According to Chernow, "[i]n the late 1960s and early 1970s, the top tier - called the bulge bracket - consisted of Morgan Stanley; First Boston; Kuhn, Loeb; and Dillon, Read." Morgan Stanley appeared above the other members of the bulge bracket by demanding and receiving the role of syndicate manager.

However, Morgan Stanley "queasily noted the rise of Salomon Brothers and Goldman Sachs, which were using their trading skills to chip away at the four dominant firms." In 1975, to more reflect economic reality, Morgan Stanley "kicked out the fading Kuhn, Loeb and Dillon, Read from the bulge bracket and brought in Merrill Lynch, Salomon Brothers and Goldman, Sachs." However, Morgan Stanley held onto its policy of appearing first by demanding the role of syndicate manager. Nevertheless, "[b]y the late 1970s, Morgan Stanley's sole-manager policy was a gilded anachronism."
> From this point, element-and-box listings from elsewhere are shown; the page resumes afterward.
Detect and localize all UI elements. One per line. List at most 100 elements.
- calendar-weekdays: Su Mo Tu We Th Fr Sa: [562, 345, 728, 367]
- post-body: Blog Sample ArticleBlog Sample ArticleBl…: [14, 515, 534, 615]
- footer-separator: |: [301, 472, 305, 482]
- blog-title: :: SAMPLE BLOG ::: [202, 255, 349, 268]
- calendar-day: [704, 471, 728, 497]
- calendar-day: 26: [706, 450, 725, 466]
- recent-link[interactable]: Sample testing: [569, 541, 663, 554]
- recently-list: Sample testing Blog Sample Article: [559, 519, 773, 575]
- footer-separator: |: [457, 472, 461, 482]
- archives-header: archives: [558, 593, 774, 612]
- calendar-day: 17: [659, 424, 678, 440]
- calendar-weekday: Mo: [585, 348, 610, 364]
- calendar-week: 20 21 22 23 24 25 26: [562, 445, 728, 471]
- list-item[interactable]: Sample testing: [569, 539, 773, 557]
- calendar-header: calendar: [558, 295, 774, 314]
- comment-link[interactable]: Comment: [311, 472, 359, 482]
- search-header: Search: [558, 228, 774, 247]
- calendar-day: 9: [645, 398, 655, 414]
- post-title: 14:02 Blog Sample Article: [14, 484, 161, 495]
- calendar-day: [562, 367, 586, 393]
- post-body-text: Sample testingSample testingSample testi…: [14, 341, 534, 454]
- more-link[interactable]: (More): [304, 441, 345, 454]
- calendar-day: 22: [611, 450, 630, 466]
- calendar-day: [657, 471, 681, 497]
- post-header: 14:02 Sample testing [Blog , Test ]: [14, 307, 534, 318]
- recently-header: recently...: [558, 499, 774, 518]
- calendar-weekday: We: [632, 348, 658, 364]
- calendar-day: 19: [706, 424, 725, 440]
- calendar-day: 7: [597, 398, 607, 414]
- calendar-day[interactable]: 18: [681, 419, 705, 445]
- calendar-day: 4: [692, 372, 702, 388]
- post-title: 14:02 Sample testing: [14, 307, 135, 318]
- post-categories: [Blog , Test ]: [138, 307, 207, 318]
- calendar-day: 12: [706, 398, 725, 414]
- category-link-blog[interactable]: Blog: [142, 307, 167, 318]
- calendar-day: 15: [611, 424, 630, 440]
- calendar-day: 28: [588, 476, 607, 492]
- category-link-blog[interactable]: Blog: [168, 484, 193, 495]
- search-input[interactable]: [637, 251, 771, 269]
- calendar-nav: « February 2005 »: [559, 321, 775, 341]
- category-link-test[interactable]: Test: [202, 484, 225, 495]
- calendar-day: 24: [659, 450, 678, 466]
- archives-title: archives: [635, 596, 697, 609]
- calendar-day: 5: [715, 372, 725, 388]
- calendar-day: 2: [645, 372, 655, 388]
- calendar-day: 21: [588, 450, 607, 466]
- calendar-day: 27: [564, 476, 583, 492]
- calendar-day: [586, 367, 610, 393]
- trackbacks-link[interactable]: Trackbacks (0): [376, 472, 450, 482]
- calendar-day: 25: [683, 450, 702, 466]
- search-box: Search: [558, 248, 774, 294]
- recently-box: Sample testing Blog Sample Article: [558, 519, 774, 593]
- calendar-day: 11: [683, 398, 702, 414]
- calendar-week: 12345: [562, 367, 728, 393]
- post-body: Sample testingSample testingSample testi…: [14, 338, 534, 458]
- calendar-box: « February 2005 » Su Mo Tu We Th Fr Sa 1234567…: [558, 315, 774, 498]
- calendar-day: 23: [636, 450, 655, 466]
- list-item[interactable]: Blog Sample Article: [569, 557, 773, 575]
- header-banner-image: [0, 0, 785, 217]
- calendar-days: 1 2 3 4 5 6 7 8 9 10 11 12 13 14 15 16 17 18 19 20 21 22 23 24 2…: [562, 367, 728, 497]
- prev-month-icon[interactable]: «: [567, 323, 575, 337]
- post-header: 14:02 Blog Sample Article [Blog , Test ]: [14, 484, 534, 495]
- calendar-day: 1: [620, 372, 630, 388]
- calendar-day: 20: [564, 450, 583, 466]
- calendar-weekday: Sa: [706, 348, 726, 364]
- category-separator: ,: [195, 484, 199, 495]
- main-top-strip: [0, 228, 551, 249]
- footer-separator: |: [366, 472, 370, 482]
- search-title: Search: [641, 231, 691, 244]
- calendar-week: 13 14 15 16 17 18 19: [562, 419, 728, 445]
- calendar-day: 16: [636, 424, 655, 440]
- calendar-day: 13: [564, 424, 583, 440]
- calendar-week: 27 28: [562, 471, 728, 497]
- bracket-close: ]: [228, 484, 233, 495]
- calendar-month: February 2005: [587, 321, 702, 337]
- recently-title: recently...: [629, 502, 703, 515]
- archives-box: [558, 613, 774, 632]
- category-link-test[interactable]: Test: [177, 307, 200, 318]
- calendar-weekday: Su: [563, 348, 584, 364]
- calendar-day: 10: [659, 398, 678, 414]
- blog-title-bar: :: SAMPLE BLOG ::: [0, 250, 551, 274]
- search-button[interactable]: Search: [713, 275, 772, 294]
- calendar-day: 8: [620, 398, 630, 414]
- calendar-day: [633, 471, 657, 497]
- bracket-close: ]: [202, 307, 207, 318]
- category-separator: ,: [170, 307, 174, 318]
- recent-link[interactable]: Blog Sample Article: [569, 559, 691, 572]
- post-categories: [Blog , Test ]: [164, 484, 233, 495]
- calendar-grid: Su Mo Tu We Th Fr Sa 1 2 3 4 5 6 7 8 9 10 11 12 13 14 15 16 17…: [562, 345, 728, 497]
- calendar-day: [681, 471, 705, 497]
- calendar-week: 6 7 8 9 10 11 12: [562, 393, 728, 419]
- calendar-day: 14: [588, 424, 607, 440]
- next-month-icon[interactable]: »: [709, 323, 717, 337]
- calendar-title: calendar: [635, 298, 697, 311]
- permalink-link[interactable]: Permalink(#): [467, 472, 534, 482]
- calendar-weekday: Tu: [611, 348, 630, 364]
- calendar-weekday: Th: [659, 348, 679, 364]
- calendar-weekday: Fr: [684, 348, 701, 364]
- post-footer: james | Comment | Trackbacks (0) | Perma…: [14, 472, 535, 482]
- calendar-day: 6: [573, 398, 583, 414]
For Morgan Stanley, the doomsday trumpet sounded in 1979. That year, IBM asked the firm to accept Salomon Brothers as co-manager on a $1-billion debt issue needed for a new generation of computers...After much resounding talk, nearly everybody [at Morgan Stanley] voted to defy IBM and demand sole management. Morgan Stanley was shocked when word came back that IBM hadn't budged in its demand: Salomon Brothers would head the issue, as planned. It was a landmark in Wall Street history: the golden chains [of Morgan dominance] were smashed.